In this case, the relation “knowing somebody” in the GoT world is an example of a symmetric tie between people. In Figure 1.3, the size of the name of each character is proportional to the centrality of the actor in the network. As we will see in Chapter 24, centrality is an index of how important a given actor is in a network. So, even if you’ve never watched the show, you’ll know that Tyrion, Daenerys, and Jon are pretty important people in this show!
Other networks are composed of links between physical technological systems, not people. Take, for instance, the various airports (large and small, international and regional) in the United States. Every day, a number of flights depart from one airport and land at another. This means that airports in the US are linked via directed (e.g., from/to) ties in a socio-Technical network.
This network is a socio-technical network because it involves both social and technological links built from flights that connect airports (see Figure 1.4). The network is social because it is composed of people traveling. The network is also technological because its links are made possible by a complex web of air-flight technology, including planes, radars, in-flight computer systems, and so forth. As we will see in Chapter 6, the directed links between airports are an example of an asymmetric tie; some airports fly frequently to other airports (e.g., Small Regional to LAX), but other airports (e.g., LAX) only schedule flights to major airports.
All of us carry around a very complex and staggeringly large network, composed of millions of nodes and billions of connections.
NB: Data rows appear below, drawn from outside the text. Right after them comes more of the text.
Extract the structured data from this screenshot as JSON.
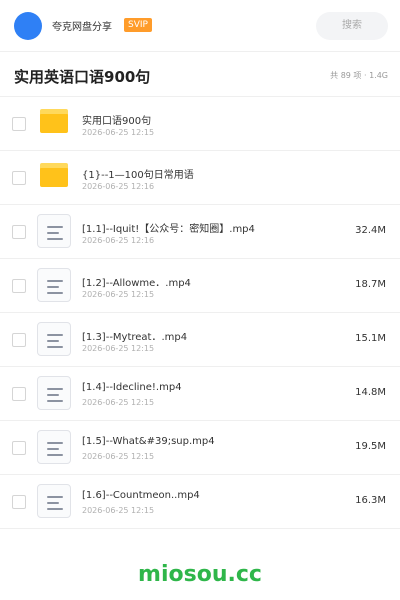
{
  "topbar": {
    "share_name": "夸克网盘分享",
    "badge": "SVIP",
    "search_placeholder": "搜索"
  },
  "header": {
    "title": "实用英语口语900句",
    "meta": "共 89 项 · 1.4G"
  },
  "items": [
    {
      "type": "folder",
      "icon": "folder-icon",
      "name": "实用口语900句",
      "date": "2026-06-25 12:15",
      "size": ""
    },
    {
      "type": "folder",
      "icon": "folder-icon",
      "name": "{1}--1—100句日常用语",
      "date": "2026-06-25 12:16",
      "size": ""
    },
    {
      "type": "file",
      "icon": "video-file-icon",
      "name": "[1.1]--Iquit!【公众号：密知圈】.mp4",
      "date": "2026-06-25 12:16",
      "size": "32.4M"
    },
    {
      "type": "file",
      "icon": "video-file-icon",
      "name": "[1.2]--Allowme．.mp4",
      "date": "2026-06-25 12:15",
      "size": "18.7M"
    },
    {
      "type": "file",
      "icon": "video-file-icon",
      "name": "[1.3]--Mytreat．.mp4",
      "date": "2026-06-25 12:15",
      "size": "15.1M"
    },
    {
      "type": "file",
      "icon": "video-file-icon",
      "name": "[1.4]--Idecline!.mp4",
      "date": "2026-06-25 12:15",
      "size": "14.8M"
    },
    {
      "type": "file",
      "icon": "video-file-icon",
      "name": "[1.5]--What&#39;sup.mp4",
      "date": "2026-06-25 12:15",
      "size": "19.5M"
    },
    {
      "type": "file",
      "icon": "video-file-icon",
      "name": "[1.6]--Countmeon..mp4",
      "date": "2026-06-25 12:15",
      "size": "16.3M"
    }
  ],
  "watermark": "miosou.cc",
  "colors": {
    "avatar": "#2f80f5",
    "svip_badge": "#ff9c2a",
    "folder": "#ffc21a",
    "watermark": "#2fb64a"
  }
}
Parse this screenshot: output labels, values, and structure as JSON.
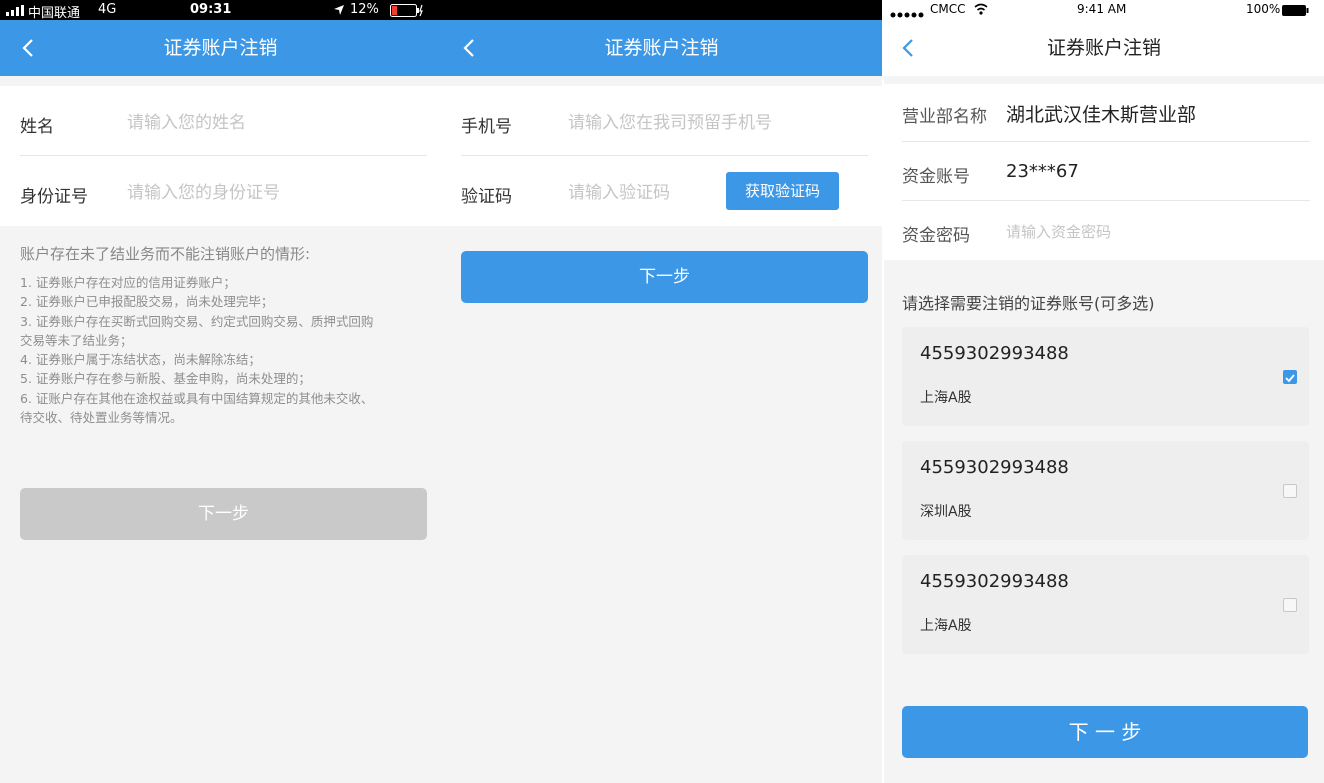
{
  "screen1": {
    "status": {
      "carrier": "中国联通",
      "network": "4G",
      "time": "09:31",
      "battery": "12%"
    },
    "title": "证券账户注销",
    "form": {
      "name_label": "姓名",
      "name_placeholder": "请输入您的姓名",
      "id_label": "身份证号",
      "id_placeholder": "请输入您的身份证号"
    },
    "notice": {
      "heading": "账户存在未了结业务而不能注销账户的情形:",
      "items": [
        "1. 证券账户存在对应的信用证券账户；",
        "2. 证券账户已申报配股交易，尚未处理完毕；",
        "3. 证券账户存在买断式回购交易、约定式回购交易、质押式回购",
        "交易等未了结业务；",
        "4. 证券账户属于冻结状态，尚未解除冻结；",
        "5. 证券账户存在参与新股、基金申购，尚未处理的；",
        "6. 证账户存在其他在途权益或具有中国结算规定的其他未交收、",
        "待交收、待处置业务等情况。"
      ]
    },
    "next_label": "下一步"
  },
  "screen2": {
    "title": "证券账户注销",
    "form": {
      "phone_label": "手机号",
      "phone_placeholder": "请输入您在我司预留手机号",
      "code_label": "验证码",
      "code_placeholder": "请输入验证码",
      "get_code_label": "获取验证码"
    },
    "next_label": "下一步"
  },
  "screen3": {
    "status": {
      "carrier": "CMCC",
      "time": "9:41 AM",
      "battery": "100%"
    },
    "title": "证券账户注销",
    "branch_label": "营业部名称",
    "branch_value": "湖北武汉佳木斯营业部",
    "fund_account_label": "资金账号",
    "fund_account_value": "23***67",
    "fund_password_label": "资金密码",
    "fund_password_placeholder": "请输入资金密码",
    "select_prompt": "请选择需要注销的证券账号(可多选)",
    "accounts": [
      {
        "number": "4559302993488",
        "market": "上海A股",
        "checked": true
      },
      {
        "number": "4559302993488",
        "market": "深圳A股",
        "checked": false
      },
      {
        "number": "4559302993488",
        "market": "上海A股",
        "checked": false
      }
    ],
    "next_label": "下 一 步"
  },
  "colors": {
    "primary": "#3c98e6",
    "disabled": "#c9c9c9",
    "background": "#f4f4f4"
  }
}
The network is called the brain (see Figure 1.5). The nodes are a special type of biological cell called a neuron. Neurons are special because they have these filaments called dendrites and a long body called an axon. The axon of one neuron links up to the dendrites of another one, generating a large-scale complex network that allows you to breathe, eat, drink, think, see, smell and read these pages.
But the brain is not the only network you carry around. In fact, YOU, your whole body, can be thought of as a network, at least according to network biologists (Lehnertz, Bröhl, and Rings 2020). For instance, as you can see in the figure below, we can think of the body as a network, with organs as nodes and physiological connections as connections. It turns out that the song about all the bones being connected to one another wasn’t that far off from reality.
The brain is a biological network because its nodes are biological units (neurons), as are its connections. And the same goes for the various organs and physiological systems that compose your body. Other biological networks include ecosystems, in which the nodes are species, and the links represent various relationships between them, some antagonistic (e.g., predator/prey) and others mutualistic.
The nodes in a network can also be composed of psychological entities like attitudes, feelings, norms, types of thoughts, or emotions. In these psychological networks, two entities are connected if they tend to occur in the same people. For instance, people who are have social anxiety, also experience loneliness, which is linked to depression.
Figure 1.6 shows a psychological network of symptoms, taken from Diagnostic and Statistical Manual of Mental Disorders (DSM for short), created by psychological scientists who study psychopathology. In these networks, the symptoms that cluster together (shown as nodes of different colors) come to define specific types of mental disorders, like “Social Phobia” or “Panic Disorders.”
References
Lehnertz, Klaus, Timo Bröhl, and Thorsten Rings. 2020. “The Human Organism as an Integrated Interaction Network: Recent Conceptual and Methodological Challenges.” Frontiers in Physiology 11: 598694.